In a moment of drama, a witness was asked to identify the person she saw on the bike that hit the vehicle. She pointed from the stand to where the accused was sitting and said, “That’s him right there.”
Both witness and accused – and counsel and bailiff and jury, for that matter – were students in a law class at Central Collegiate working on their final exam.
“One of the reasons behind doing this, I think, is to help the students tie in the whole semester, it brings it all together with a big trial,” their teacher Cal Carter told the Times-Herald, calling the process the highlight of the class for many students. “When they see it in action, it just really seems to be a great learning experience for all of them.”
The case itself is fictitious, but the photos of a wrecked motorcycle that were used for exhibits were from a real crash in which the young driver died, used with the blessing of his family for educational purposes.
Although students took over some of the most important positions in the courtroom, they were guided by real defence attorney Tim McLeod, as well as lead prosecutor Brian Hendrickson. Justice Darin Chow presided over the proceedings.
“It’s a great opportunity for high school students to get some exposure to what the justice system looks like in a very educational and non-threatening kind of way,” said McLeod, who was involved with the project last year as well. “It’s a lot of fun for both the students and the professionals that are involved.”
He noted that Hendrickson has been involved for even longer.
“We both find the experience a lot of fun, and every year you learn something from the students. As much as we teach them, they teach us.”
Those students, however, would be the first to admit how much preparation went into the project. Some, like Justin McElree, said they were already planning on a career in law.
“It was a really good experience,” said McElree, the lawyer for the defence. “Law is very interesting to me and this only further helped that interest.”
On the prosecution’s side, Sara Moncion said the preparation was intense. Students spent class-time meeting with each other and preparing their case, as well as consulting with their respective lawyers to guide them.
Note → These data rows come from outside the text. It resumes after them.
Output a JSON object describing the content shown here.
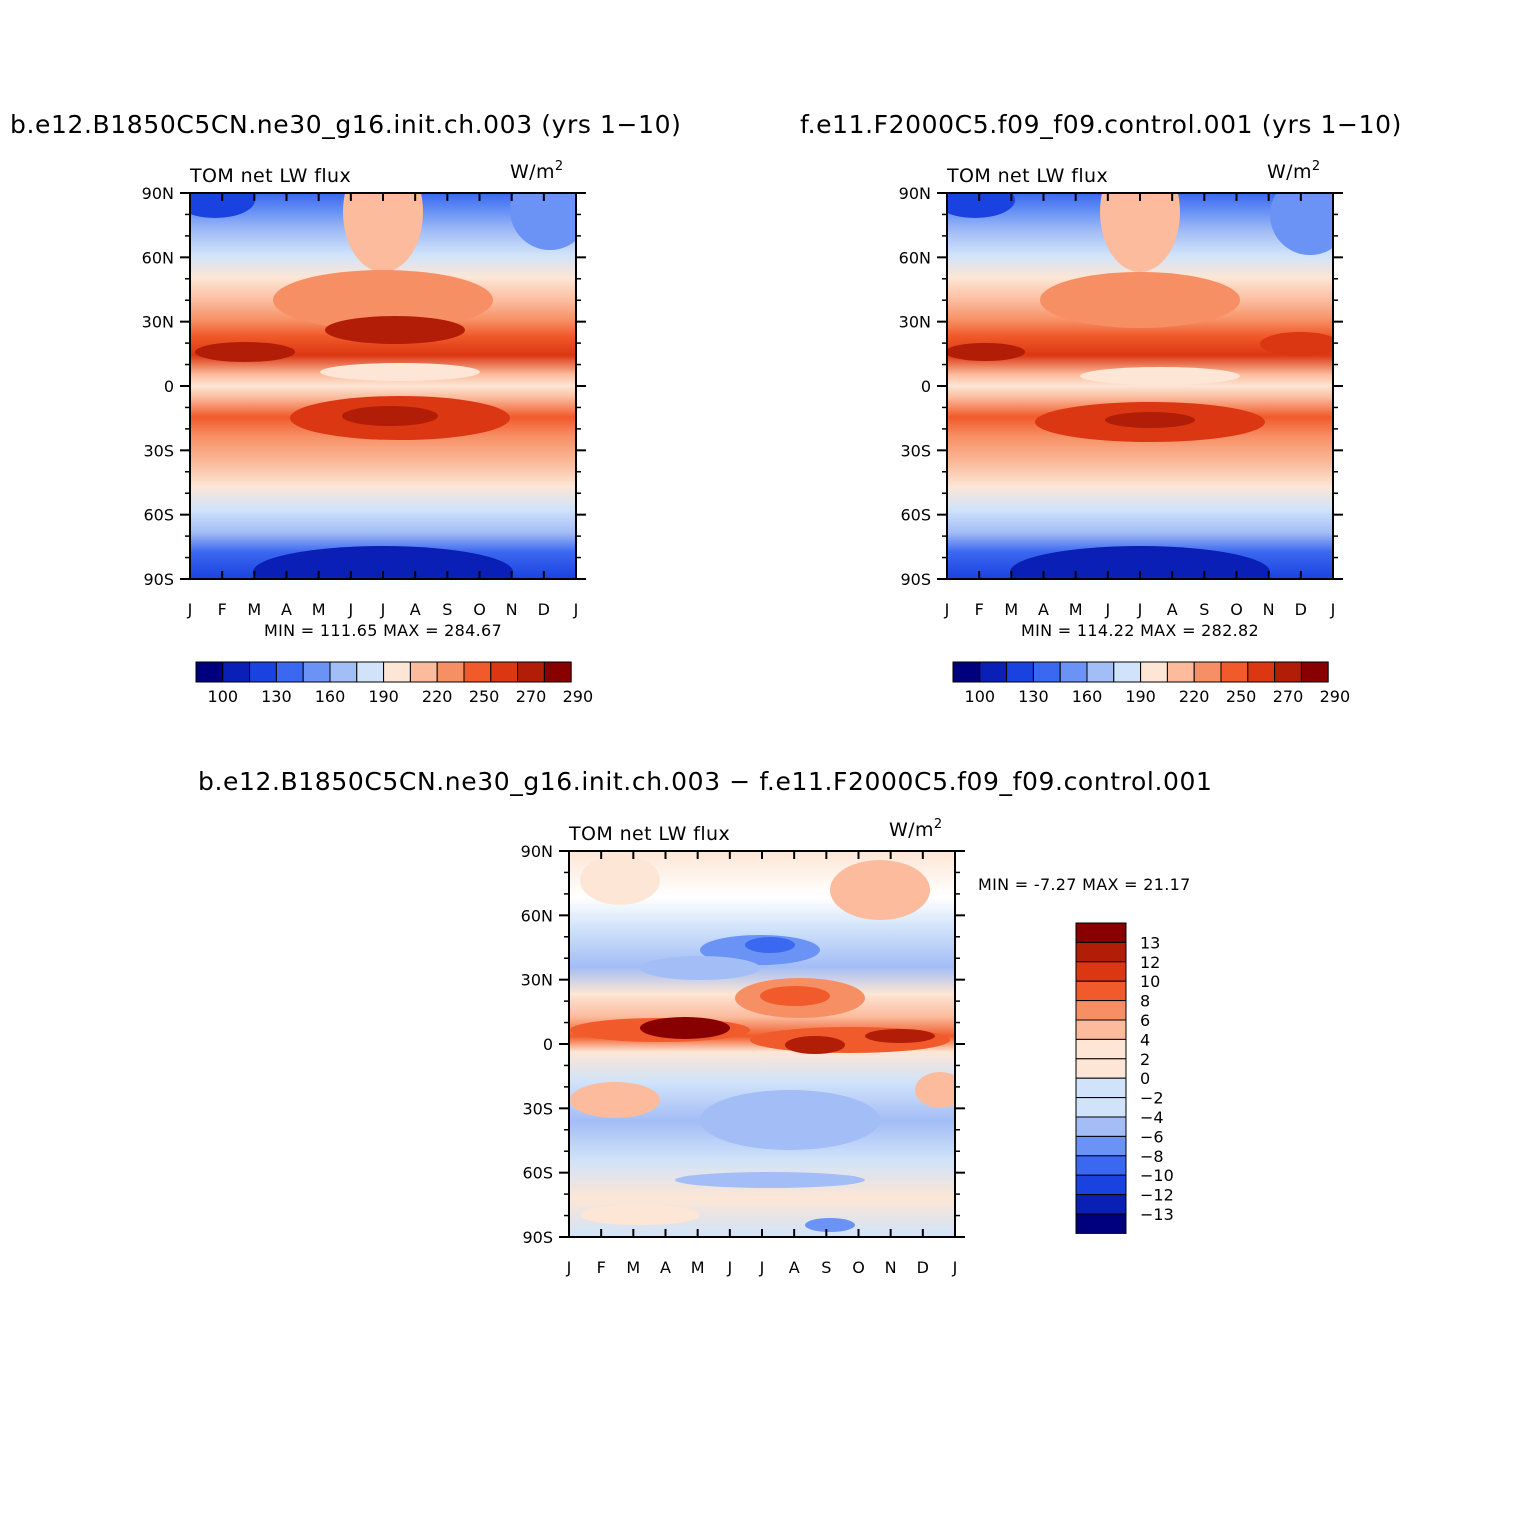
{
  "panels": {
    "left": {
      "title": "b.e12.B1850C5CN.ne30_g16.init.ch.003 (yrs 1-10)",
      "subtitle": "TOM net LW flux",
      "units": "W/m",
      "units_sup": "2",
      "stats": "MIN = 111.65 MAX = 284.67"
    },
    "right": {
      "title": "f.e11.F2000C5.f09_f09.control.001 (yrs 1-10)",
      "subtitle": "TOM net LW flux",
      "units": "W/m",
      "units_sup": "2",
      "stats": "MIN = 114.22 MAX = 282.82"
    },
    "diff": {
      "title": "b.e12.B1850C5CN.ne30_g16.init.ch.003 - f.e11.F2000C5.f09_f09.control.001",
      "subtitle": "TOM net LW flux",
      "units": "W/m",
      "units_sup": "2",
      "stats": "MIN =   -7.27 MAX =   21.17"
    }
  },
  "chart_data": [
    {
      "type": "heatmap",
      "title": "b.e12.B1850C5CN.ne30_g16.init.ch.003 (yrs 1-10)",
      "subtitle": "TOM net LW flux",
      "units": "W/m2",
      "x": [
        "J",
        "F",
        "M",
        "A",
        "M",
        "J",
        "J",
        "A",
        "S",
        "O",
        "N",
        "D",
        "J"
      ],
      "y": [
        "90N",
        "60N",
        "30N",
        "0",
        "30S",
        "60S",
        "90S"
      ],
      "min": 111.65,
      "max": 284.67,
      "colorbar_labels": [
        "100",
        "130",
        "160",
        "190",
        "220",
        "250",
        "270",
        "290"
      ],
      "colorbar_colors": [
        "#00007f",
        "#0a1fb5",
        "#1a42e0",
        "#3b68f0",
        "#6a93f5",
        "#a3bdf6",
        "#d0e3fa",
        "#fde6d5",
        "#fbbb9c",
        "#f78f64",
        "#f15a2a",
        "#db3712",
        "#b21d07",
        "#880000"
      ]
    },
    {
      "type": "heatmap",
      "title": "f.e11.F2000C5.f09_f09.control.001 (yrs 1-10)",
      "subtitle": "TOM net LW flux",
      "units": "W/m2",
      "x": [
        "J",
        "F",
        "M",
        "A",
        "M",
        "J",
        "J",
        "A",
        "S",
        "O",
        "N",
        "D",
        "J"
      ],
      "y": [
        "90N",
        "60N",
        "30N",
        "0",
        "30S",
        "60S",
        "90S"
      ],
      "min": 114.22,
      "max": 282.82,
      "colorbar_labels": [
        "100",
        "130",
        "160",
        "190",
        "220",
        "250",
        "270",
        "290"
      ],
      "colorbar_colors": [
        "#00007f",
        "#0a1fb5",
        "#1a42e0",
        "#3b68f0",
        "#6a93f5",
        "#a3bdf6",
        "#d0e3fa",
        "#fde6d5",
        "#fbbb9c",
        "#f78f64",
        "#f15a2a",
        "#db3712",
        "#b21d07",
        "#880000"
      ]
    },
    {
      "type": "heatmap",
      "title": "b.e12.B1850C5CN.ne30_g16.init.ch.003 - f.e11.F2000C5.f09_f09.control.001",
      "subtitle": "TOM net LW flux",
      "units": "W/m2",
      "x": [
        "J",
        "F",
        "M",
        "A",
        "M",
        "J",
        "J",
        "A",
        "S",
        "O",
        "N",
        "D",
        "J"
      ],
      "y": [
        "90N",
        "60N",
        "30N",
        "0",
        "30S",
        "60S",
        "90S"
      ],
      "min": -7.27,
      "max": 21.17,
      "colorbar_labels": [
        "13",
        "12",
        "10",
        "8",
        "6",
        "4",
        "2",
        "0",
        "-2",
        "-4",
        "-6",
        "-8",
        "-10",
        "-12",
        "-13"
      ],
      "colorbar_colors": [
        "#880000",
        "#b21d07",
        "#db3712",
        "#f15a2a",
        "#f78f64",
        "#fbbb9c",
        "#fde6d5",
        "#ffffff",
        "#d0e3fa",
        "#a3bdf6",
        "#6a93f5",
        "#3b68f0",
        "#1a42e0",
        "#0a1fb5",
        "#00007f"
      ]
    }
  ]
}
Most of the junior co-counsels agreed that the toughest part was coming up with questions that drew out the evidence they wanted the court to hear, but without leading the witness. They all, however, rose to the challenge.
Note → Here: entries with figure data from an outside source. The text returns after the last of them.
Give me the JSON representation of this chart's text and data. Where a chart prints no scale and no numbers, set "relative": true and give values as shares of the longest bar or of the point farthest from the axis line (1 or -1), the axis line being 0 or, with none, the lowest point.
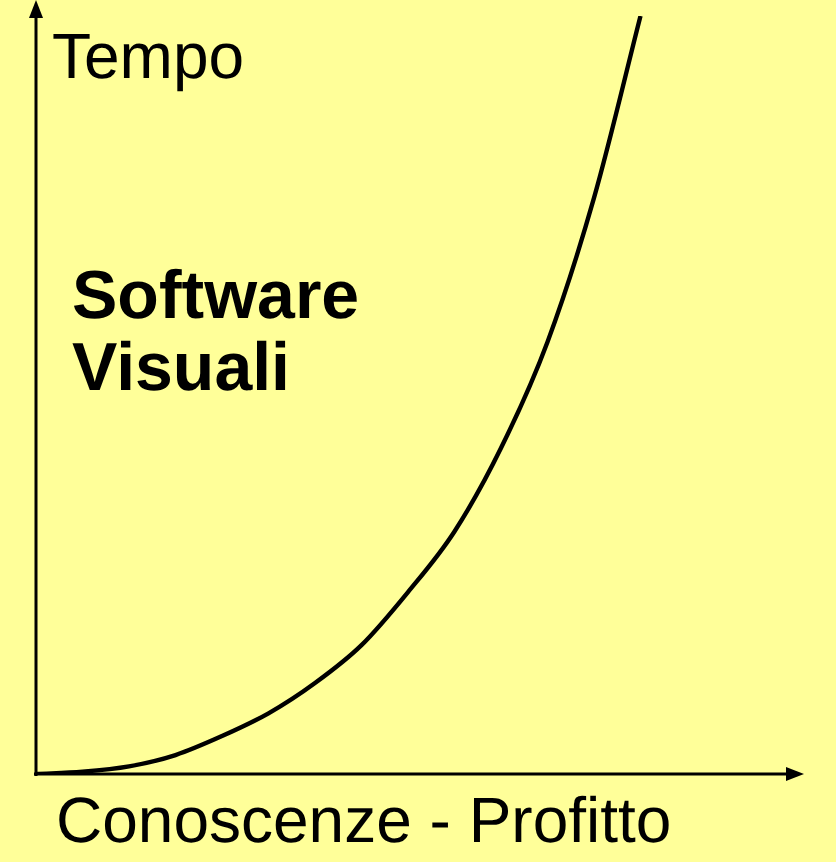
{
  "chart_data": {
    "type": "line",
    "relative": true,
    "xlabel": "Conoscenze - Profitto",
    "ylabel": "Tempo",
    "annotations": [
      "Software Visuali"
    ],
    "categories": [
      null,
      null,
      null,
      null,
      null,
      null,
      null,
      null,
      null,
      null,
      null,
      null,
      null,
      null,
      null,
      null,
      null
    ],
    "series": [
      {
        "color": "#000000",
        "values": [
          0,
          0.003,
          0.01,
          0.025,
          0.05,
          0.08,
          0.12,
          0.17,
          0.24,
          0.32,
          0.43,
          0.57,
          0.76,
          1,
          null,
          null,
          null
        ]
      }
    ],
    "legend": false,
    "marker": "none",
    "line_style": "solid"
  }
}
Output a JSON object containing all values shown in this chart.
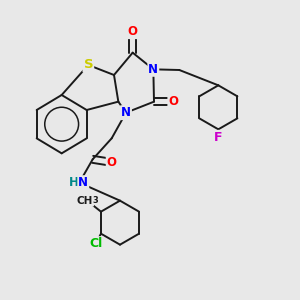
{
  "background_color": "#e8e8e8",
  "bond_color": "#1a1a1a",
  "atom_colors": {
    "S": "#cccc00",
    "N": "#0000ff",
    "O": "#ff0000",
    "F": "#cc00cc",
    "Cl": "#00bb00",
    "H": "#008888",
    "C": "#1a1a1a"
  },
  "figsize": [
    3.0,
    3.0
  ],
  "dpi": 100
}
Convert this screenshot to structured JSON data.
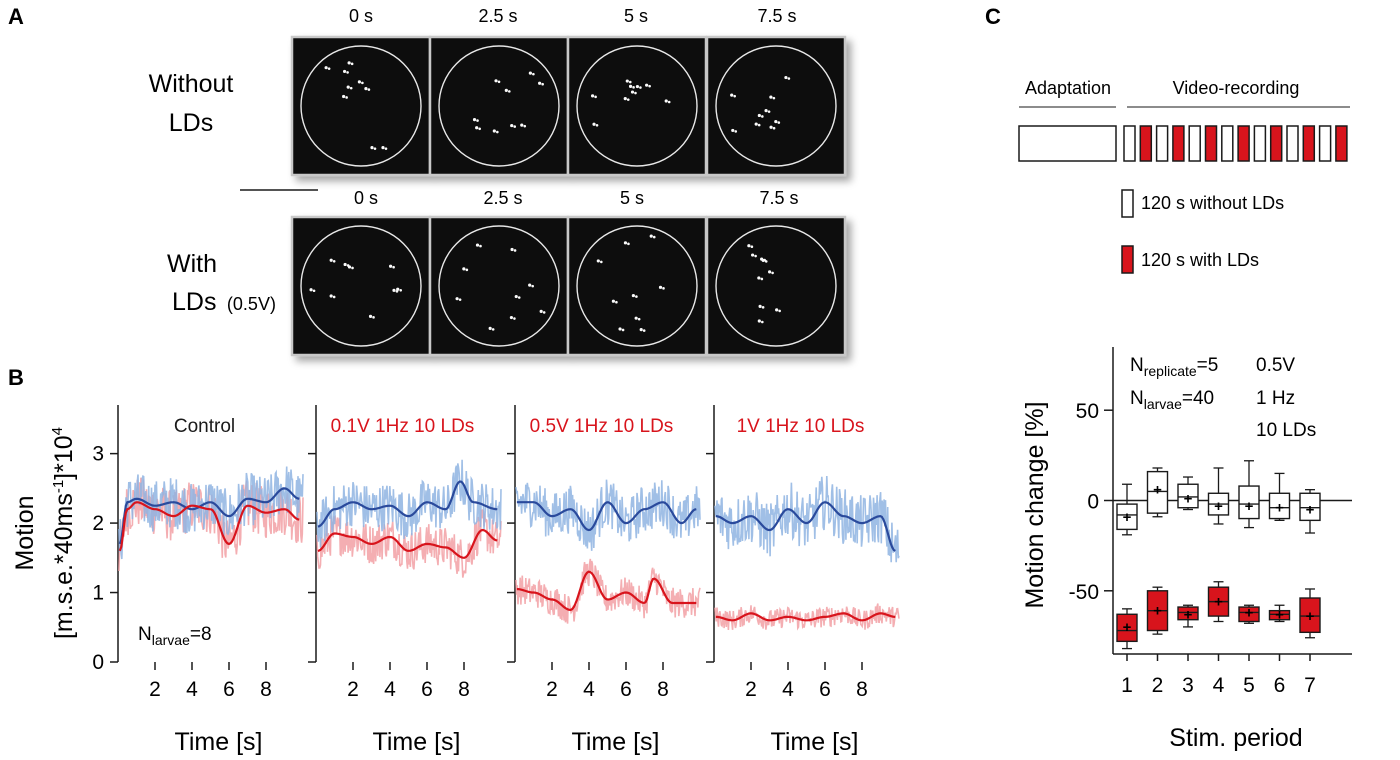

“It was good,” said Zak Allie, who argued for the Crown. “I was very nervous but it went a lot smoother than I thought it would, and it was quite an enjoyable experience I could learn from.”
On the defence side, Rachel Carline said she enjoyed the process of the whole thing.
“It was really fun to cross-examine and try to poke holes in witness statements, and it was a really good experience,” she said.
The verdict, in the end, came in not guilty of dangerous driving causing bodily harm. In a candid moment with the students after the jury had left the room, Justice Chow predicted that most people’s decisions would hang on whether or not they thought the two motorcycles were in fact racing when the accident occurred.
“I think it was a fair verdict,” said Haley Pearce, co-counsel for the prosecution. “It was not unreasonable.”
The experience is valuable for the students who aren’t picked to be lawyers or key witnesses as well. Carter said just being in the courtroom before a judge is something of a novel experience.
“They’re surprised at how it’s not like TV,” he said. “It’s more about the protocol and that there are niceties between the defence and the prosecution, and it’s not, ‘Show me the truth!’”
For those students who participate as members of the jury, he said it gives them a taste of the experience before being legally old enough to serve on one in real life.
“This kind of a learning experience outside of a classroom is what I’ve really found that is really beneficial to them,” Carter said. “This is their final exam. This is what they do, and they do a reflection on this experience.”